In 2017 Lukas Heinrich was discussing with colleauge Holger Schulz how it would be convenient to share and produce statistical results from LHC experiements if they were able to be created with tools that didn’t require the large C++ dependencies and tooling expertise as \(\HiFa{}\). Around the same time that Lukas began thinking on these ideas, Matthew Feickert was working on a DIANA/HEP fellowship with Kyle Cranmer (co-author of \(\HiFa{}\)) to study if the graph structure and automatic differentiation abilities of machine learning frameworks would allow them to be effective tools for statistical fits. Lukas would give helpful friendly advice on Matthew’s project and one night 1 over dinner in CERN’s R1 cafeteria the two were discussing the idea of implementing \(\HiFa{}\) in Python using machine learning libraries to drive the computation. Continuing the discussion in Lukas’s office, Lukas showed Matthew that the core statistical machinery could be implemented rather succinctly, and that night proceeded to do so and dubbed the project pyhf.
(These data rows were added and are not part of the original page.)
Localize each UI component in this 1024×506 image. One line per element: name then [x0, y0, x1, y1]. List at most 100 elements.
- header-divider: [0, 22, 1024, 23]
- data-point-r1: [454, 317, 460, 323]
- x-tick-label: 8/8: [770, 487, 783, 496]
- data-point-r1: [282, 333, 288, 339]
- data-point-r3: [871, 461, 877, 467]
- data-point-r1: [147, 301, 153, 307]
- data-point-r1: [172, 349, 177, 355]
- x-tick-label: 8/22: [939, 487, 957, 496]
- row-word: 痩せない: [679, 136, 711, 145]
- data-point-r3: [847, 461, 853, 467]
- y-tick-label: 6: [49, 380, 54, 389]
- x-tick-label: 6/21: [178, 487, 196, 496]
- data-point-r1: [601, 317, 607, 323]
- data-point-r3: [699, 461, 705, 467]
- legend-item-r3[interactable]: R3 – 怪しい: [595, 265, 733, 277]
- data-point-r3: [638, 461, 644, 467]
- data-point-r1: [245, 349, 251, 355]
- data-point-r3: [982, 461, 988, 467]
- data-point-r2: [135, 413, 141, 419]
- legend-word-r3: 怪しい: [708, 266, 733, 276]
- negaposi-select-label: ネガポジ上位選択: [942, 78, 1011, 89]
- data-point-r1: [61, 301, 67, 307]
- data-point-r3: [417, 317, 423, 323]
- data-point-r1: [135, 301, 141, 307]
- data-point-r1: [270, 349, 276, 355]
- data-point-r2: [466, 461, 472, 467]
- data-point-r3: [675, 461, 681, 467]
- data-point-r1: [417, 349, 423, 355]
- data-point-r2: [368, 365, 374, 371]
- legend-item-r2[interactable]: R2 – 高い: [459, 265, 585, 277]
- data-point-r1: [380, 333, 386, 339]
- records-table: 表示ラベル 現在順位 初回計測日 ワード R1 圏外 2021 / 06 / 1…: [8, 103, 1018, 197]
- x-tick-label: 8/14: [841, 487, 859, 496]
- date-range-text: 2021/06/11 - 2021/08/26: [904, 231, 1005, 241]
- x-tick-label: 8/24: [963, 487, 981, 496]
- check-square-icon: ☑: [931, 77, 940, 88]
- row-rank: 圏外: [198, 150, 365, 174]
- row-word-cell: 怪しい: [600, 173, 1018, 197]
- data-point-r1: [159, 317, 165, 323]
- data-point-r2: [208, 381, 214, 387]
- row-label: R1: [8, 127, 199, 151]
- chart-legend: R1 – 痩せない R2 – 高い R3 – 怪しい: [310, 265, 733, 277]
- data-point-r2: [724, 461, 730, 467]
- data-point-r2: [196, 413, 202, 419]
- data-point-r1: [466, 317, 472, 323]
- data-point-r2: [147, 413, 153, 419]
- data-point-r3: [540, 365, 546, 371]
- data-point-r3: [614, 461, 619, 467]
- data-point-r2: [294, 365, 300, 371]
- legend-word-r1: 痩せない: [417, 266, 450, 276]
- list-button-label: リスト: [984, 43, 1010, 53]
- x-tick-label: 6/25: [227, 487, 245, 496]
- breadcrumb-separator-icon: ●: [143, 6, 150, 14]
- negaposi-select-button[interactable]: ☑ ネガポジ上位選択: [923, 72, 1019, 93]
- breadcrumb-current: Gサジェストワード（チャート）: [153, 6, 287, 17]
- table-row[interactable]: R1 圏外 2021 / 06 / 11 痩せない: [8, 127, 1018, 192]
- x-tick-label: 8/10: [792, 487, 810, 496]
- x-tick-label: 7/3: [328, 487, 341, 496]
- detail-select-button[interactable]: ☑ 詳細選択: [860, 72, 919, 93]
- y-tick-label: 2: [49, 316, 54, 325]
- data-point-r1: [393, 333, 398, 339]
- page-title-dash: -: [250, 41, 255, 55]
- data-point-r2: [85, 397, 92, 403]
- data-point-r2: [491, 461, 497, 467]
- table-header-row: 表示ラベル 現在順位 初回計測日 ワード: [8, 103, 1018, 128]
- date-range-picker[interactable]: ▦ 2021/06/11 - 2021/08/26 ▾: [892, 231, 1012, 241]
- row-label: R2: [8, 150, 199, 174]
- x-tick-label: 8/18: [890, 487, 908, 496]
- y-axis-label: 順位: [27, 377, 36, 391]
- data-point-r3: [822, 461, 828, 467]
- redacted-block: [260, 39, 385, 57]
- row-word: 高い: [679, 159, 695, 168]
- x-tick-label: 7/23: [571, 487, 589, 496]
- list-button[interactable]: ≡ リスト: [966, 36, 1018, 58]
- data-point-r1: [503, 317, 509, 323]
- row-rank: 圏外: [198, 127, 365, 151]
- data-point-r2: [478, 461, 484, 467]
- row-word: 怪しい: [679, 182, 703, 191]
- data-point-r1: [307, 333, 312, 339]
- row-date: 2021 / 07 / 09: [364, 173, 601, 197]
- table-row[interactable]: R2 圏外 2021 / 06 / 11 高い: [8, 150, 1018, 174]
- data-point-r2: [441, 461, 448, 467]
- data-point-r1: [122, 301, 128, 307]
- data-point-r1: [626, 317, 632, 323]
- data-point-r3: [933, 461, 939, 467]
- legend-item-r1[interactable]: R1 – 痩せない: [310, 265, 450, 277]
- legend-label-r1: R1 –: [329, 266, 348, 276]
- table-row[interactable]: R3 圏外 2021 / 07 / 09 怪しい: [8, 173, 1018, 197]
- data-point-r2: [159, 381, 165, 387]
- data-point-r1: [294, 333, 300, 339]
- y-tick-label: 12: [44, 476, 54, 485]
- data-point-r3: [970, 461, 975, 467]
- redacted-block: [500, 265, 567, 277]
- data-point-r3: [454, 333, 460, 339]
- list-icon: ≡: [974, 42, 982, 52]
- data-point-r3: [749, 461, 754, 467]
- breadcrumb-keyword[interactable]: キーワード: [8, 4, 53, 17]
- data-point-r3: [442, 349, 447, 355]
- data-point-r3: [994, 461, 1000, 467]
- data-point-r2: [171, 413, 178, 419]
Matthew joined him on the project to begin development and by April 2018 Giordon Stark had learned about the project and began making contributions, quickly becoming the third core developer. The first physics paper to use pyhf followed closely in October 2018 [faq-2], making Lukas and Holger’s original conversations a reality. pyhf was founded on the ideas of open contributions and community software and continues in that mission today as a Scikit-HEP project, with an open invitation for community contributions and new developers.

Troubleshooting

  • import torch or import pyhf causes a Segmentation fault (core dumped)

    This is may be the result of a conflict with the NVIDIA drivers that you have installed on your machine. Try uninstalling and completely removing all of them from your machine

    # On Ubuntu/Debian
    sudo apt-get purge nvidia*
    

    and then installing the latest versions.

Footnotes

1

24 January, 2018

Bibliography

faq-1

Matthew Feickert. A study of data flow graph frameworks for statistical models in particle physics. Technical Report, DIANA/HEP, Oct 2018. URL: https://doi.org/10.5281/zenodo.1458059, doi:10.5281/zenodo.1458059.

faq-2

Lukas Heinrich, Holger Schulz, Jessica Turner, and Ye-Ling Zhou. Constraining A$_4$ leptonic flavour model parameters at colliders and beyond. JHEP, 04:144, 2019. arXiv:1810.05648, doi:10.1007/JHEP04(2019)144.